Anti-citrullinated peptide antibodies (ACPA) and inflammatory cytokines play important roles in the development of rheumatoid arthritis (RA). T cell immunoglobulin and mucin-domain containing-3 ...(TIM-3) is an immune-checkpoint molecule involved in inhibitory signaling. Galectin-9 (Gal-9) mediated ligation of TIM-3 induces the amelioration of autoimmune diseases. TIM-3 is expressed in synovial osteoclasts and involved in the rheumatoid bone destruction. The aim of this study was to investigate the relationships between inflammatory cytokines and immune-checkpoint molecules in RA patients.

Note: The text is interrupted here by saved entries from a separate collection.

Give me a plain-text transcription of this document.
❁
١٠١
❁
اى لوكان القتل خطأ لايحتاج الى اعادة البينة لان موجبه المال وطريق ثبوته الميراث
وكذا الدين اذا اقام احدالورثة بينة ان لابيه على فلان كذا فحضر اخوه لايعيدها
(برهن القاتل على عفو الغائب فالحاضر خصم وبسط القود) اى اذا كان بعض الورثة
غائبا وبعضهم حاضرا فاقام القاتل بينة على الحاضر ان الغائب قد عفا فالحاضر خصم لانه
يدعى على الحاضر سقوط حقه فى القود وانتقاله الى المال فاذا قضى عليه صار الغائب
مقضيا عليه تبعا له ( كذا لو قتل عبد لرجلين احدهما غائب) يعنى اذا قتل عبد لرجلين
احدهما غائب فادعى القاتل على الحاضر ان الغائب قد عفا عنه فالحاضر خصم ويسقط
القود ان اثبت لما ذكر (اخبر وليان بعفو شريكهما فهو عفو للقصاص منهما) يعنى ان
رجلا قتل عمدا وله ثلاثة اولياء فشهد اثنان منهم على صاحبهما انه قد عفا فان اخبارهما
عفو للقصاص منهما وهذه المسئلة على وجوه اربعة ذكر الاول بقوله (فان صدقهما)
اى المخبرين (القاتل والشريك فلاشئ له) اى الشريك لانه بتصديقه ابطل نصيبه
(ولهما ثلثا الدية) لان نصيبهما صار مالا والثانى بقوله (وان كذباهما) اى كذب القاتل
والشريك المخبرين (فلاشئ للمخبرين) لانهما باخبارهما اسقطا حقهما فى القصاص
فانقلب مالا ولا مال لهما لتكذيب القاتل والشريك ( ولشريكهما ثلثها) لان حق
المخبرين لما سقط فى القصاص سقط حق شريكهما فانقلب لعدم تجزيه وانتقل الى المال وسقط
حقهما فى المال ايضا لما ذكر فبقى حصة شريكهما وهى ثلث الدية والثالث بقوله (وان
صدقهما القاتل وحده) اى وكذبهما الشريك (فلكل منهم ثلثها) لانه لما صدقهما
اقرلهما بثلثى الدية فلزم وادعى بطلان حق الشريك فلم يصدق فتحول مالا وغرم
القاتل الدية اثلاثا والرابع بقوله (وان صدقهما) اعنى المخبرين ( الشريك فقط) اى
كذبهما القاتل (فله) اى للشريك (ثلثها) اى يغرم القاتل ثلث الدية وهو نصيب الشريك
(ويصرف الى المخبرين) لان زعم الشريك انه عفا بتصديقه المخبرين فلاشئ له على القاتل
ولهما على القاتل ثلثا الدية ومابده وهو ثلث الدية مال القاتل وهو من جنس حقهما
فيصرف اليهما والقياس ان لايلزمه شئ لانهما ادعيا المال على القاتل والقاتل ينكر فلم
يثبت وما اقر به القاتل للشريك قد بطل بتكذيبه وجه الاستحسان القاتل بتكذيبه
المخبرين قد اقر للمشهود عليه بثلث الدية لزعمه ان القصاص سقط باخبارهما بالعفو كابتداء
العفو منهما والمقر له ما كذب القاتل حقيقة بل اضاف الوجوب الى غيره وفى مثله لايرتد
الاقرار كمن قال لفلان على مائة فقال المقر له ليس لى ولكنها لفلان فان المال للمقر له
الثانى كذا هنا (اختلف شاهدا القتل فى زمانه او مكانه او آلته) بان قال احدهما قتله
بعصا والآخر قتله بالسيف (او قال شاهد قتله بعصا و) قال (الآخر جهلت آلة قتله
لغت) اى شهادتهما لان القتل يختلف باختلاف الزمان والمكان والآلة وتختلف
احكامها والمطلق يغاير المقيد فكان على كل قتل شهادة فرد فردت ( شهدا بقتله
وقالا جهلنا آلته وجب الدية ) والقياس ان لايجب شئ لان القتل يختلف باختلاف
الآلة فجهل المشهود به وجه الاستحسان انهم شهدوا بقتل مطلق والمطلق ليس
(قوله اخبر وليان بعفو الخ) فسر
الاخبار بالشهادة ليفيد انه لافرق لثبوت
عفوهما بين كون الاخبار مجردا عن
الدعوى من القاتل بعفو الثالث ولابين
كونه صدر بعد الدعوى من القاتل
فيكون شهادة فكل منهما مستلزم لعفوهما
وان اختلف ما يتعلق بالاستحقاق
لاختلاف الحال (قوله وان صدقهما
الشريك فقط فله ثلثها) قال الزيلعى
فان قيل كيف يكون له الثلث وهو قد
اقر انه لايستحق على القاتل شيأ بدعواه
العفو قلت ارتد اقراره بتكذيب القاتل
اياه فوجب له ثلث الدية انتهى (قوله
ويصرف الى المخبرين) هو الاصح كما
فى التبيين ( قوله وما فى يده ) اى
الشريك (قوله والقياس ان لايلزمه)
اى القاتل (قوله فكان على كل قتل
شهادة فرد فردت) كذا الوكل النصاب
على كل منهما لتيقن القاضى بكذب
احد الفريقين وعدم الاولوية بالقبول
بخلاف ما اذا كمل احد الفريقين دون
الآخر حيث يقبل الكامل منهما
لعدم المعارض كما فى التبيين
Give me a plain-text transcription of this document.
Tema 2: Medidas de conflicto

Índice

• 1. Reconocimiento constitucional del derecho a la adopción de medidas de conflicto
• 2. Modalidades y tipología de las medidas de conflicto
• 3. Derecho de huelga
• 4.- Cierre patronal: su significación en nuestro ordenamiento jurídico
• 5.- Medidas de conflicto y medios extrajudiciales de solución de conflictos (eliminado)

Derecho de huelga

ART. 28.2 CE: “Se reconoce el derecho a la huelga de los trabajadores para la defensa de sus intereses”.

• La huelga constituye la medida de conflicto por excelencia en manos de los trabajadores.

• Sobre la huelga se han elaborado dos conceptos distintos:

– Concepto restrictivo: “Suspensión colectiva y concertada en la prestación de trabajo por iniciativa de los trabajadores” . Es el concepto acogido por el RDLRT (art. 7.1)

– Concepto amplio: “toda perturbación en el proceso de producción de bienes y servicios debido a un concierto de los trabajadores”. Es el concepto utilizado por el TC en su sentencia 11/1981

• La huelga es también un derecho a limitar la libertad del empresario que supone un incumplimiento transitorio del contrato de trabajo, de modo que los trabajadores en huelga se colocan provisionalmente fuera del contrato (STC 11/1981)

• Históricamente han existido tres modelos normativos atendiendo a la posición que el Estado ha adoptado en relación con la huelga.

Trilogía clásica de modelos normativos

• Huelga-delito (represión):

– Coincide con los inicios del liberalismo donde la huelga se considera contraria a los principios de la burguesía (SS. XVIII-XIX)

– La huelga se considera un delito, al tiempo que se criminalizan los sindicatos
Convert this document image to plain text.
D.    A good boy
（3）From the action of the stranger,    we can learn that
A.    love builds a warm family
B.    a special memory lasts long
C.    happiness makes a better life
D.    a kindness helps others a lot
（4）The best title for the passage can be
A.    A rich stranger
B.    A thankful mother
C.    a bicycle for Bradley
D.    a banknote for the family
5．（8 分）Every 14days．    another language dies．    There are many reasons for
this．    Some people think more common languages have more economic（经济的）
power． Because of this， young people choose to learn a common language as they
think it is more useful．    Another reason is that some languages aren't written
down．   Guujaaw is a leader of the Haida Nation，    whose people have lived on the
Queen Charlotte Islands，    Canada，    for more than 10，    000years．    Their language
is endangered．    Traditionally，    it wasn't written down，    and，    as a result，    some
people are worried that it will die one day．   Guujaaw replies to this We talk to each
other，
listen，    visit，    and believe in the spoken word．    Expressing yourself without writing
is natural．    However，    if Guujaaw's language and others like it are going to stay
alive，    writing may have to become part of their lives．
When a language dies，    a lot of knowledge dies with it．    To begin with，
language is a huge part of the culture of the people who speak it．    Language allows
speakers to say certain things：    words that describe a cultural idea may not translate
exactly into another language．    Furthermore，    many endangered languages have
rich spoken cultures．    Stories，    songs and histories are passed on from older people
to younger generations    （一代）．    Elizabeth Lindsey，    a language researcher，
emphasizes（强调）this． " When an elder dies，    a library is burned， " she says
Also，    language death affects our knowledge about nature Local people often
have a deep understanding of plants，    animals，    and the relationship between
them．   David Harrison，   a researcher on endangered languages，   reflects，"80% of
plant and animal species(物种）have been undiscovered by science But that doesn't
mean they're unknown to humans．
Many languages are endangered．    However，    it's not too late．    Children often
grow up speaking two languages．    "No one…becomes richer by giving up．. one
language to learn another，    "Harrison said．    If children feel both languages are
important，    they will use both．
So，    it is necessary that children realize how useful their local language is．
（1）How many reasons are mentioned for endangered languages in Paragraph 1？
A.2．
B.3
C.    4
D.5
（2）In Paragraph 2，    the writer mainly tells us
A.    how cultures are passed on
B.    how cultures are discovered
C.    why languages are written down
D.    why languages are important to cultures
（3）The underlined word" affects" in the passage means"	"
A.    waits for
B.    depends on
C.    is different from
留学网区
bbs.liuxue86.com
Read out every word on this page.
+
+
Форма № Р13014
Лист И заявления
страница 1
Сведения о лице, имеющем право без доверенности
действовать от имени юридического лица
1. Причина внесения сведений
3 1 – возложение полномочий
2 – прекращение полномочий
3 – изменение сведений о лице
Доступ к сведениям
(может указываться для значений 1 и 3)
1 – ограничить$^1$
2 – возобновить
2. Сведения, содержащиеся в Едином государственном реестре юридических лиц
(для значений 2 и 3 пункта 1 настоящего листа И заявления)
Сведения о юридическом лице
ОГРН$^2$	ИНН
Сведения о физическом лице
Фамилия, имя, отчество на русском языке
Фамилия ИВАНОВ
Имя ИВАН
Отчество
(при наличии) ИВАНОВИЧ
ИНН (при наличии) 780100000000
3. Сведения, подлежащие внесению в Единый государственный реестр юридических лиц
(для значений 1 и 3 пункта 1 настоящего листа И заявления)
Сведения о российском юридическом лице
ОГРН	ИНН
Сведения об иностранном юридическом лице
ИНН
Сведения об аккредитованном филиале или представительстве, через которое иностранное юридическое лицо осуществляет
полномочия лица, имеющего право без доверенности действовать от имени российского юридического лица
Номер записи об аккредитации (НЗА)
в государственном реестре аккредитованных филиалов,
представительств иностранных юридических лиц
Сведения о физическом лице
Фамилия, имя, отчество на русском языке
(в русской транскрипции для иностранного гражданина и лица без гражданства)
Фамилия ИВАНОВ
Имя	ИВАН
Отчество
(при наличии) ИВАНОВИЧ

Serum levels of interleukin-6 (IL-6), tumor necrosis factor-α (TNF-α), soluble TIM-3 (sTIM-3) and Gal-9 were determined by ELISA. Patients were stratified into two groups based on ACPA titers: low-medium ACPA (ACPA <200 U/mL) and high ACPA (ACPA ≥200 U/mL). Serum levels of cytokines or immune-checkpoint molecules were evaluated between RA patients with low-medium ACPA titers and high ACPA titers.
Elevated serum levels of inflammatory cytokines were correlated with DAS28-ESR in RA patients. Although serum levels of sTIM-3 were elevated in RA patients, significant correlations between sTIM-3 and cytokines (IL-6 or TNF-α) were observed exclusively in RA patients with low-medium ACPA titers (<200 U/mL). Serum levels of IL-6 and TNF-α levels were significantly correlated with elevated Gal-9 levels regardless of ACPA status. A significant correlation between IL-6 and Gal-9 was observed in RA patients without advanced joint damage. Conversely, a significant correlation between TNF-α and Gal-9 was observed in RA patients with advanced joint damage.
Our data indicated that there are positive correlations between circulating inflammatory cytokines and checkpoint molecules in RA patients and these interactions can be modulated by ACPA status or joint damage stage.